Fortunately, others agreed. I owe a debt of thanks to my agent, David Fugate, who guided me through the process of developing my idea into a book proposal, and my editor at Crown, Julian Pavia, who worked tirelessly to keep me on course and only slightly behind schedule throughout a year of reporting, writing, and rewriting.

Also crucial was the enormous support from my boss, Evan Hansen, editor in chief at Wired.com.
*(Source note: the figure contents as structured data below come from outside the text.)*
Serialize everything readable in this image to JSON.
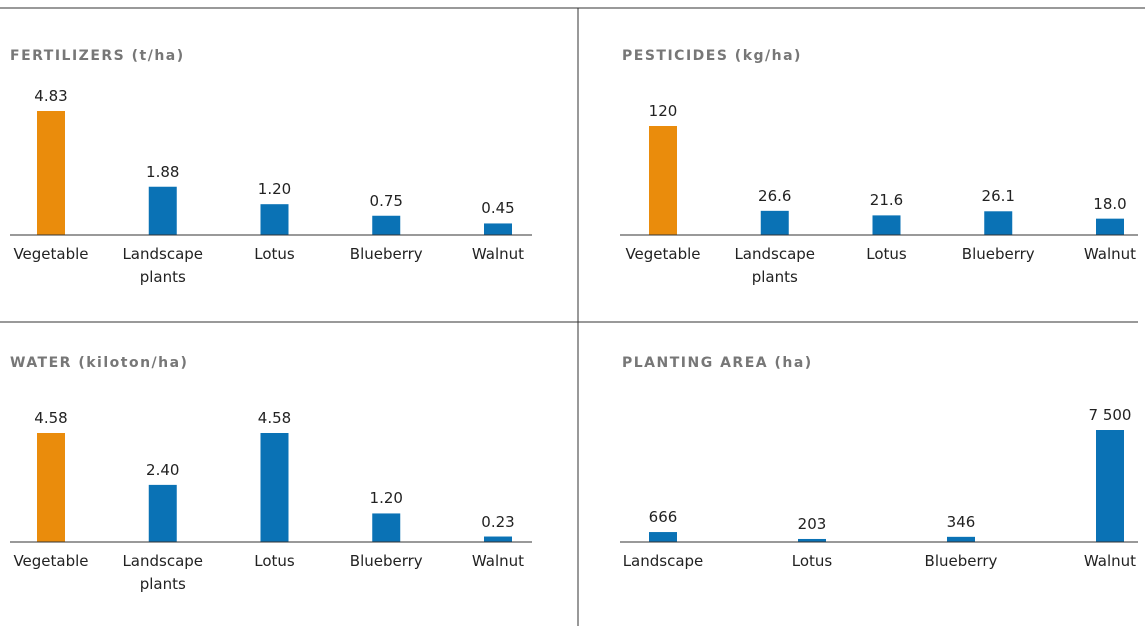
{
  "chart_data": [
    {
      "type": "bar",
      "title": "FERTILIZERS (t/ha)",
      "categories": [
        "Vegetable",
        "Landscape plants",
        "Lotus",
        "Blueberry",
        "Walnut"
      ],
      "values": [
        4.83,
        1.88,
        1.2,
        0.75,
        0.45
      ],
      "value_labels": [
        "4.83",
        "1.88",
        "1.20",
        "0.75",
        "0.45"
      ],
      "colors": [
        "#ea8c0c",
        "#0a72b5",
        "#0a72b5",
        "#0a72b5",
        "#0a72b5"
      ]
    },
    {
      "type": "bar",
      "title": "PESTICIDES (kg/ha)",
      "categories": [
        "Vegetable",
        "Landscape plants",
        "Lotus",
        "Blueberry",
        "Walnut"
      ],
      "values": [
        120,
        26.6,
        21.6,
        26.1,
        18.0
      ],
      "value_labels": [
        "120",
        "26.6",
        "21.6",
        "26.1",
        "18.0"
      ],
      "colors": [
        "#ea8c0c",
        "#0a72b5",
        "#0a72b5",
        "#0a72b5",
        "#0a72b5"
      ]
    },
    {
      "type": "bar",
      "title": "WATER (kiloton/ha)",
      "categories": [
        "Vegetable",
        "Landscape plants",
        "Lotus",
        "Blueberry",
        "Walnut"
      ],
      "values": [
        4.58,
        2.4,
        4.58,
        1.2,
        0.23
      ],
      "value_labels": [
        "4.58",
        "2.40",
        "4.58",
        "1.20",
        "0.23"
      ],
      "colors": [
        "#ea8c0c",
        "#0a72b5",
        "#0a72b5",
        "#0a72b5",
        "#0a72b5"
      ]
    },
    {
      "type": "bar",
      "title": "PLANTING AREA (ha)",
      "categories": [
        "Landscape",
        "Lotus",
        "Blueberry",
        "Walnut"
      ],
      "values": [
        666,
        203,
        346,
        7500
      ],
      "value_labels": [
        "666",
        "203",
        "346",
        "7 500"
      ],
      "colors": [
        "#0a72b5",
        "#0a72b5",
        "#0a72b5",
        "#0a72b5"
      ]
    }
  ]
}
And I’m grateful to my colleagues at Wired.com’s Threat Level blog, Kim Zetter, Ryan Singel, and David Kravets, who
collectively shouldered the burden of my absence for two months while I finished the book and then braved the burden of my irritable, bleary-eyed return afterward.

My thanks also to Joel Deane and Todd Lapin, who showed me the ropes when I became a journalist in 1998, and Al Huger and Dean Turner of SecurityFocus.com. Jason Tanz at
Wired
magazine did an amazing job with my feature article on Max, “Catch Me If You Can,” in the January 2009 issue.

Among my guides in this book were the cops, feds, hackers, and carders who spoke with me at length, with no benefit to themselves. FBI Supervisory Special Agent J. Keith Mularski was particularly generous with his time, and Max Vision spent many hours on the prison phone and writing long e-mails and letters to share his story with me.

My thanks to U.S. Postal Inspector Greg Crabb, Detective Bob Watts of the Newport Beach Police Department, former FBI agent E. J. Hilbert, and Assistant U.S. Attorney Luke Dembosky, the latter of whom wouldn’t tell me much, but was always nice about it. And I’m grateful to Lord Cyric, Lloyd Liske, Th3C0rrupted0ne, Chris Aragon, Jonathan Giannone, Tsengeltsetseg Tsetsendelger, Werner Janer, Cesar Carranza, and other veterans of the carder scene who asked to remain unnamed.